Dr. Henry Louis Gates, Jr.’s extensive research on African-American lives was revealing, and now his new series “The African Americans: Many Rivers to Cross” is reaching across to a mass audience in the diaspora, invoking us to tell our story.
After watching “The Age of Slavery” Episode 2 of the six part series, I felt a need to revisit the history of my Virgin Islands – then the Danish West Indies, on how freedom came here in 1848, including a summary on the resistance and rebellion to slavery by those in bondage.
This series inspired me to look to such authors as Isaac Dookhan, William Boyer, Harold Willocks, Arnold Highfied and George Tyson who wrote about slavery as the economy of the day in the Danish West Indies. They spoke about the common thread of all slaves – separation, isolation, mental anguish, being stripped of dignity, language and culture. These emotions, foreign in nature to men and women who were up-rooted from their homeland, caused the Africans to rebel against this institution of oppression.
In 1746 and again in 1759, African descendants in the Danish West Indies revolted to try to regain their freedom.
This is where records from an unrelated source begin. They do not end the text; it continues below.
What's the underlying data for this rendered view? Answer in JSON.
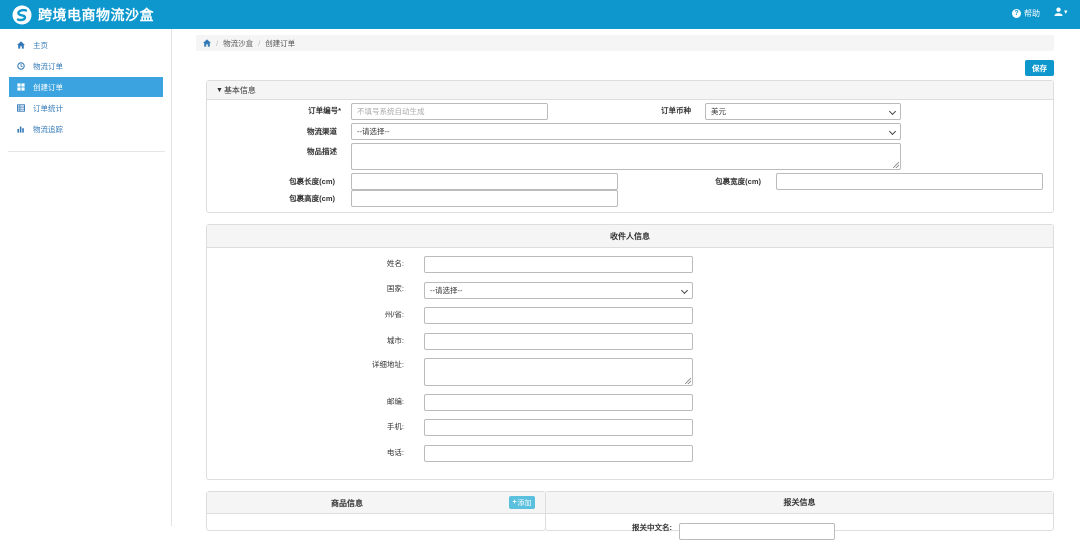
{
  "app": {
    "title": "跨境电商物流沙盒"
  },
  "header": {
    "help_label": "帮助",
    "user_caret": "▾"
  },
  "sidebar": {
    "items": [
      {
        "label": "主页"
      },
      {
        "label": "物流订单"
      },
      {
        "label": "创建订单"
      },
      {
        "label": "订单统计"
      },
      {
        "label": "物流追踪"
      }
    ]
  },
  "breadcrumb": {
    "level1": "物流沙盒",
    "level2": "创建订单",
    "separator": "/"
  },
  "toolbar": {
    "save_label": "保存"
  },
  "basic": {
    "title": "基本信息",
    "order_no_label": "订单编号*",
    "order_no_placeholder": "不填号系统自动生成",
    "currency_label": "订单币种",
    "currency_value": "美元",
    "channel_label": "物流渠道",
    "channel_value": "--请选择--",
    "desc_label": "物品描述",
    "length_label": "包裹长度(cm)",
    "width_label": "包裹宽度(cm)",
    "height_label": "包裹高度(cm)"
  },
  "recipient": {
    "title": "收件人信息",
    "name_label": "姓名:",
    "country_label": "国家:",
    "country_value": "--请选择--",
    "state_label": "州/省:",
    "city_label": "城市:",
    "address_label": "详细地址:",
    "zip_label": "邮编:",
    "mobile_label": "手机:",
    "phone_label": "电话:"
  },
  "goods": {
    "title": "商品信息",
    "add_label": "添加",
    "add_symbol": "+"
  },
  "customs": {
    "title": "报关信息",
    "partial_label": "报关中文名:"
  },
  "colors": {
    "primary": "#0d97cd",
    "sidebar_active": "#3ba3e0",
    "link": "#337ab7",
    "add_button": "#5bc0de"
  }
}
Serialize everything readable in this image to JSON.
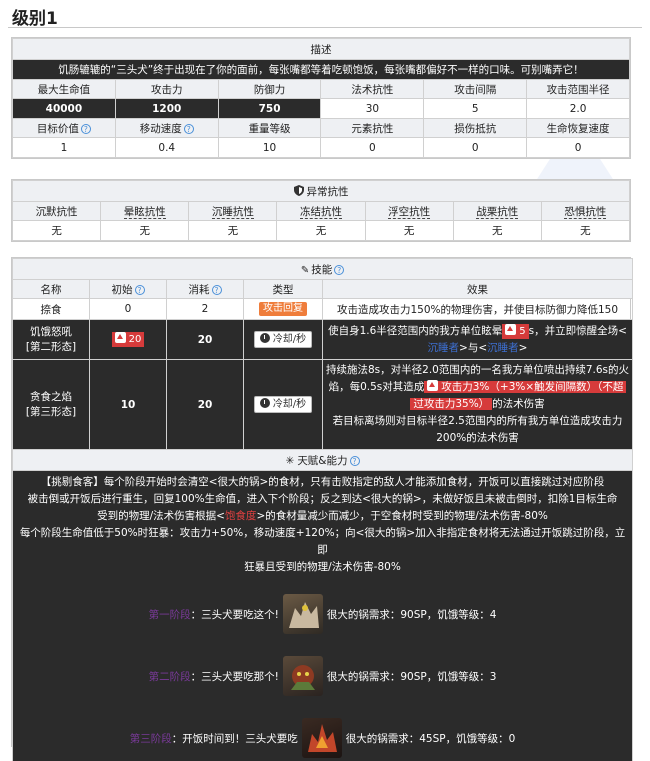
{
  "page": {
    "title": "级别1"
  },
  "desc": {
    "header": "描述",
    "text": "饥肠辘辘的“三头犬”终于出现在了你的面前，每张嘴都等着吃顿饱饭，每张嘴都偏好不一样的口味。可别嘴弄它！"
  },
  "stats": {
    "row1_labels": [
      "最大生命值",
      "攻击力",
      "防御力",
      "法术抗性",
      "攻击间隔",
      "攻击范围半径"
    ],
    "row1_values": [
      "40000",
      "1200",
      "750",
      "30",
      "5",
      "2.0"
    ],
    "row2_labels": [
      "目标价值",
      "移动速度",
      "重量等级",
      "元素抗性",
      "损伤抵抗",
      "生命恢复速度"
    ],
    "row2_values": [
      "1",
      "0.4",
      "10",
      "0",
      "0",
      "0"
    ]
  },
  "resist": {
    "header": "异常抗性",
    "labels": [
      "沉默抗性",
      "晕眩抗性",
      "沉睡抗性",
      "冻结抗性",
      "浮空抗性",
      "战栗抗性",
      "恐惧抗性"
    ],
    "values": [
      "无",
      "无",
      "无",
      "无",
      "无",
      "无",
      "无"
    ]
  },
  "skills": {
    "header": "技能",
    "cols": [
      "名称",
      "初始",
      "消耗",
      "类型",
      "效果"
    ],
    "row1": {
      "name": "捺食",
      "init": "0",
      "cost": "2",
      "type": "攻击回复",
      "effect": "攻击造成攻击力150%的物理伤害，并使目标防御力降低150"
    },
    "row2": {
      "name1": "饥饿怒吼",
      "name2": "[第二形态]",
      "init": "20",
      "cost": "20",
      "type": "冷却/秒",
      "eff_a": "使自身1.6半径范围内的我方单位眩晕",
      "eff_tag": "5",
      "eff_b": "s，并立即惊醒全场<",
      "eff_link1": "沉睡者",
      "eff_mid": ">与<",
      "eff_link2": "沉睡者",
      "eff_end": ">"
    },
    "row3": {
      "name1": "贪食之焰",
      "name2": "[第三形态]",
      "init": "10",
      "cost": "20",
      "type": "冷却/秒",
      "eff1": "持续施法8s，对半径2.0范围内的一名我方单位喷出持续7.6s的火",
      "eff2a": "焰，每0.5s对其造成",
      "eff2b": "攻击力3%（+3%×触发间隔数）（不超",
      "eff3a": "过攻击力35%）",
      "eff3b": "的法术伤害",
      "eff4": "若目标离场则对目标半径2.5范围内的所有我方单位造成攻击力",
      "eff5": "200%的法术伤害"
    }
  },
  "talent": {
    "header": "天赋&能力",
    "line1": "【挑剔食客】每个阶段开始时会清空<很大的锅>的食材，只有击败指定的敌人才能添加食材，开饭可以直接跳过对应阶段",
    "line2": "被击倒或开饭后进行重生，回复100%生命值，进入下个阶段；反之到达<很大的锅>，未做好饭且未被击倒时，扣除1目标生命",
    "line3a": "受到的物理/法术伤害根据<",
    "line3hl": "饱食度",
    "line3b": ">的食材量减少而减少，于空食材时受到的物理/法术伤害-80%",
    "line4": "每个阶段生命值低于50%时狂暴：攻击力+50%，移动速度+120%；向<很大的锅>加入非指定食材将无法通过开饭跳过阶段，立即",
    "line5": "狂暴且受到的物理/法术伤害-80%"
  },
  "stages": [
    {
      "label": "第一阶段",
      "title": "三头犬要吃这个!",
      "req": "很大的锅需求：90SP，饥饿等级：4"
    },
    {
      "label": "第二阶段",
      "title": "三头犬要吃那个!",
      "req": "很大的锅需求：90SP，饥饿等级：3"
    },
    {
      "label": "第三阶段",
      "title": "开饭时间到！三头犬要吃",
      "req": "很大的锅需求：45SP，饥饿等级：0"
    }
  ]
}
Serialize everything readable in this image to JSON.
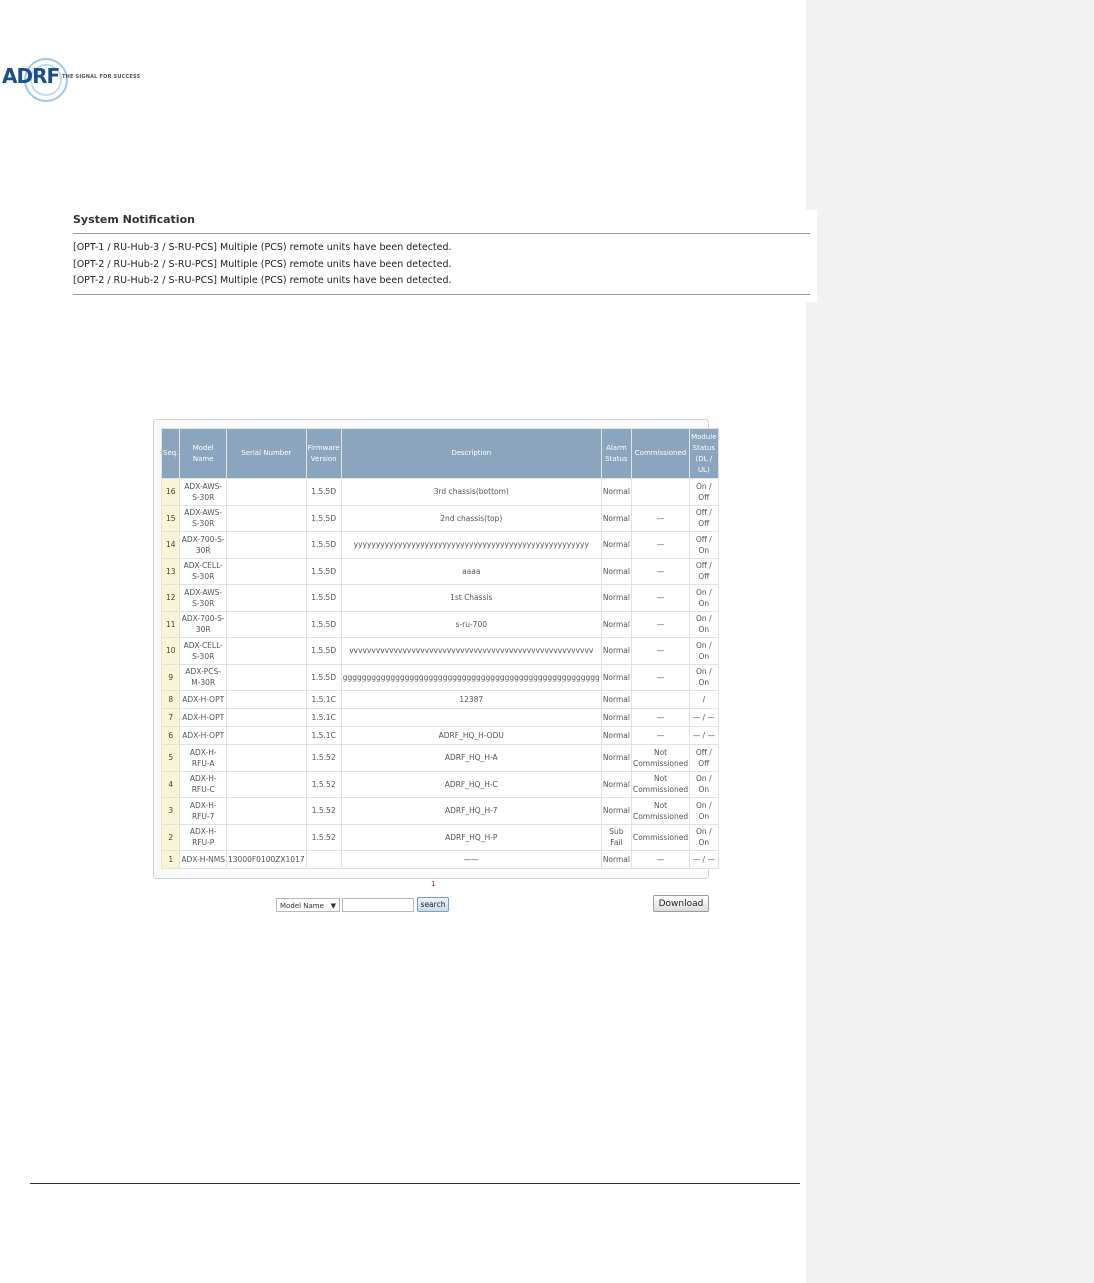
{
  "logo": {
    "letters": "ADRF",
    "tagline": "The signal for success"
  },
  "notification": {
    "title": "System Notification",
    "lines": [
      "[OPT-1 / RU-Hub-3 / S-RU-PCS] Multiple (PCS) remote units have been detected.",
      "[OPT-2 / RU-Hub-2 / S-RU-PCS] Multiple (PCS) remote units have been detected.",
      "[OPT-2 / RU-Hub-2 / S-RU-PCS] Multiple (PCS) remote units have been detected."
    ]
  },
  "table": {
    "headers": {
      "seq": "Seq.",
      "model": "Model Name",
      "serial": "Serial Number",
      "firmware": "Firmware Version",
      "description": "Description",
      "alarm": "Alarm Status",
      "commissioned": "Commissioned",
      "module": "Module Status (DL / UL)"
    },
    "rows": [
      {
        "seq": "16",
        "model": "ADX-AWS-S-30R",
        "serial": "",
        "firmware": "1.5.5D",
        "description": "3rd chassis(bottom)",
        "alarm": "Normal",
        "commissioned": "",
        "module": "On / Off"
      },
      {
        "seq": "15",
        "model": "ADX-AWS-S-30R",
        "serial": "",
        "firmware": "1.5.5D",
        "description": "2nd chassis(top)",
        "alarm": "Normal",
        "commissioned": "—",
        "module": "Off / Off"
      },
      {
        "seq": "14",
        "model": "ADX-700-S-30R",
        "serial": "",
        "firmware": "1.5.5D",
        "description": "yyyyyyyyyyyyyyyyyyyyyyyyyyyyyyyyyyyyyyyyyyyyyyyyyyyyy",
        "alarm": "Normal",
        "commissioned": "—",
        "module": "Off / On"
      },
      {
        "seq": "13",
        "model": "ADX-CELL-S-30R",
        "serial": "",
        "firmware": "1.5.5D",
        "description": "aaaa",
        "alarm": "Normal",
        "commissioned": "—",
        "module": "Off / Off"
      },
      {
        "seq": "12",
        "model": "ADX-AWS-S-30R",
        "serial": "",
        "firmware": "1.5.5D",
        "description": "1st Chassis",
        "alarm": "Normal",
        "commissioned": "—",
        "module": "On / On"
      },
      {
        "seq": "11",
        "model": "ADX-700-S-30R",
        "serial": "",
        "firmware": "1.5.5D",
        "description": "s-ru-700",
        "alarm": "Normal",
        "commissioned": "—",
        "module": "On / On"
      },
      {
        "seq": "10",
        "model": "ADX-CELL-S-30R",
        "serial": "",
        "firmware": "1.5.5D",
        "description": "vvvvvvvvvvvvvvvvvvvvvvvvvvvvvvvvvvvvvvvvvvvvvvvvvvvvvvv",
        "alarm": "Normal",
        "commissioned": "—",
        "module": "On / On"
      },
      {
        "seq": "9",
        "model": "ADX-PCS-M-30R",
        "serial": "",
        "firmware": "1.5.5D",
        "description": "gggggggggggggggggggggggggggggggggggggggggggggggggggggg",
        "alarm": "Normal",
        "commissioned": "—",
        "module": "On / On"
      },
      {
        "seq": "8",
        "model": "ADX-H-OPT",
        "serial": "",
        "firmware": "1.5.1C",
        "description": "12387",
        "alarm": "Normal",
        "commissioned": "",
        "module": "/"
      },
      {
        "seq": "7",
        "model": "ADX-H-OPT",
        "serial": "",
        "firmware": "1.5.1C",
        "description": "",
        "alarm": "Normal",
        "commissioned": "—",
        "module": "— / —"
      },
      {
        "seq": "6",
        "model": "ADX-H-OPT",
        "serial": "",
        "firmware": "1.5.1C",
        "description": "ADRF_HQ_H-ODU",
        "alarm": "Normal",
        "commissioned": "—",
        "module": "— / —"
      },
      {
        "seq": "5",
        "model": "ADX-H-RFU-A",
        "serial": "",
        "firmware": "1.5.52",
        "description": "ADRF_HQ_H-A",
        "alarm": "Normal",
        "commissioned": "Not Commissioned",
        "module": "Off / Off"
      },
      {
        "seq": "4",
        "model": "ADX-H-RFU-C",
        "serial": "",
        "firmware": "1.5.52",
        "description": "ADRF_HQ_H-C",
        "alarm": "Normal",
        "commissioned": "Not Commissioned",
        "module": "On / On"
      },
      {
        "seq": "3",
        "model": "ADX-H-RFU-7",
        "serial": "",
        "firmware": "1.5.52",
        "description": "ADRF_HQ_H-7",
        "alarm": "Normal",
        "commissioned": "Not Commissioned",
        "module": "On / On"
      },
      {
        "seq": "2",
        "model": "ADX-H-RFU-P",
        "serial": "",
        "firmware": "1.5.52",
        "description": "ADRF_HQ_H-P",
        "alarm": "Sub Fail",
        "commissioned": "Commissioned",
        "module": "On / On"
      },
      {
        "seq": "1",
        "model": "ADX-H-NMS",
        "serial": "13000F0100ZX1017",
        "firmware": "",
        "description": "——",
        "alarm": "Normal",
        "commissioned": "—",
        "module": "— / —"
      }
    ]
  },
  "pager": {
    "current": "1"
  },
  "search": {
    "select_label": "Model Name",
    "button": "search"
  },
  "download_label": "Download"
}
Although the hunger and thirst for liberation never faded, it took careful planning to execute the Revolt of 1848 against their owners. “By any means necessary” a modern-day phrase reflected the mood of the time. Fires were set; bells tolled all over the islands and conch shells blew, transmitting messages from one estate to the next; refusing to work; and demolishing homes on the plantations were some of the actions taken by the slaves. This went on over a span of about two days throughout St. Croix. Large crowd gathered on the West end of the island demonstrating and demanding their freedom.
On July 3, 1848, Governor Peter von Scholten delivered a proclamation “all unfree in the Danish West Indian islands are of today free”. It was the strength, sacrifices and determination of the Africans, and not the generosity of the Danish Government, which could not be ignored as they brought freedom to their people and their descendents. Free at last, free at last, thank God Almighty, we are free at last.